Venezuelan President Nicolas Maduro on Thursday said it would be "impossible" to delay parliamentary elections planned for Dec. 6, after the European Union suggested pushing back the vote to meet conditions for the bloc to send an observer mission.
The EU last week said there was not enough time left for it to send observers, at Venezuela's invitation. Maduro is eager to win international recognition for the poll, which the domestic opposition and the United States have said will likely be rigged in favor of the ruling socialist party.
"It is impossible because there is a very clear constitutional mandate," Maduro said in a state television address. "We want to have a good relationship with the European Union, but Washington does not let them."
Relations between Caracas and Washington have deteriorated in recent years.
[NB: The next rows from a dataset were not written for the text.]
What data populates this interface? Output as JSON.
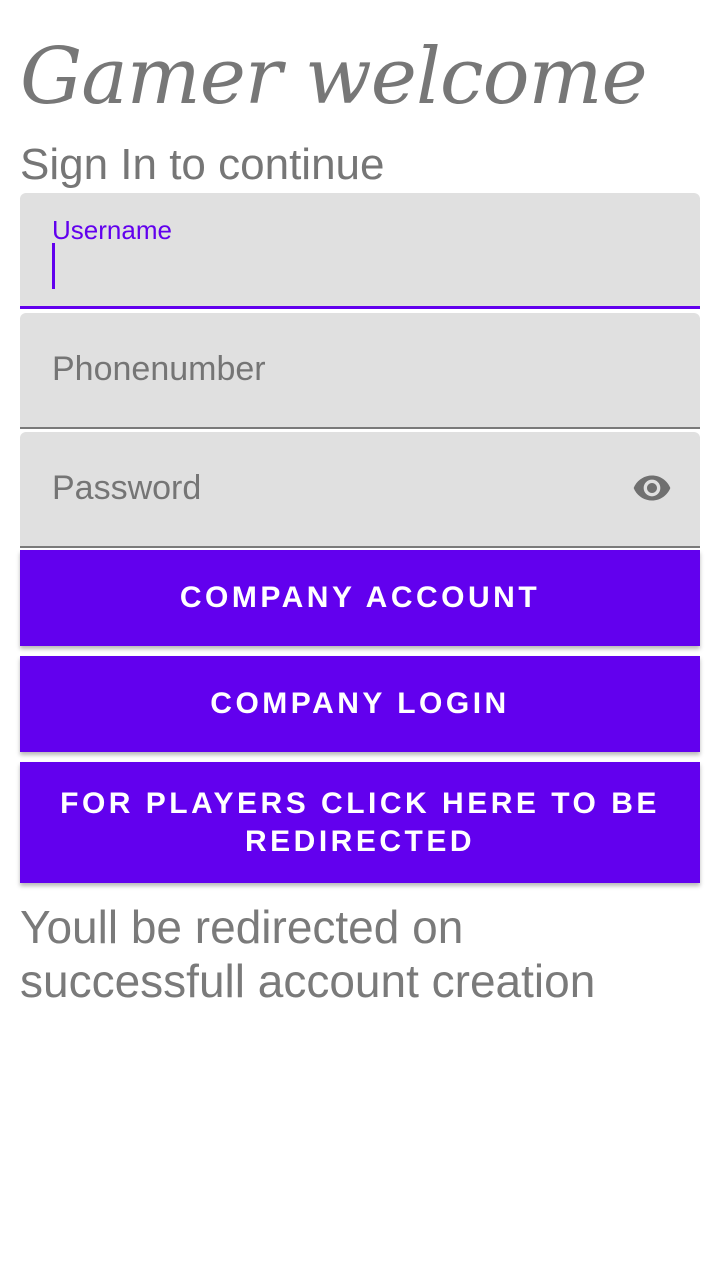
{
  "header": {
    "title": "Gamer welcome",
    "subtitle": "Sign In to continue"
  },
  "form": {
    "username": {
      "label": "Username",
      "value": ""
    },
    "phone": {
      "placeholder": "Phonenumber"
    },
    "password": {
      "placeholder": "Password",
      "toggle_icon": "eye-icon"
    }
  },
  "buttons": {
    "company_account": "COMPANY ACCOUNT",
    "company_login": "COMPANY LOGIN",
    "players_redirect": "FOR PLAYERS CLICK HERE TO BE REDIRECTED"
  },
  "note": "Youll be redirected on successfull account creation",
  "colors": {
    "accent": "#6200ee",
    "field_background": "#e0e0e0",
    "text_gray": "#777777"
  }
}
The U.S. government has sanctioned Venezuela's state oil company to pressure Maduro - who it said is a dictator usurping power that rigged his 2018 re-election - to resign.
Maduro has said the administration of U.S. President Donald Trump is seeking to oust him in a coup to seize control of the OPEC member's large crude oil reserves.
Maduro's government has systematically ignored the legislature's rulings since an opposition coalition won control of the body in late 2015.
Venezuela's constitution requires a new vote to be held every five years. Most mainstream opposition parties have vowed to boycott the election, arguing the Maduro-friendly Supreme Court has appointed loyalists to the electoral regulator and installed shadow allies to lead top opposition parties.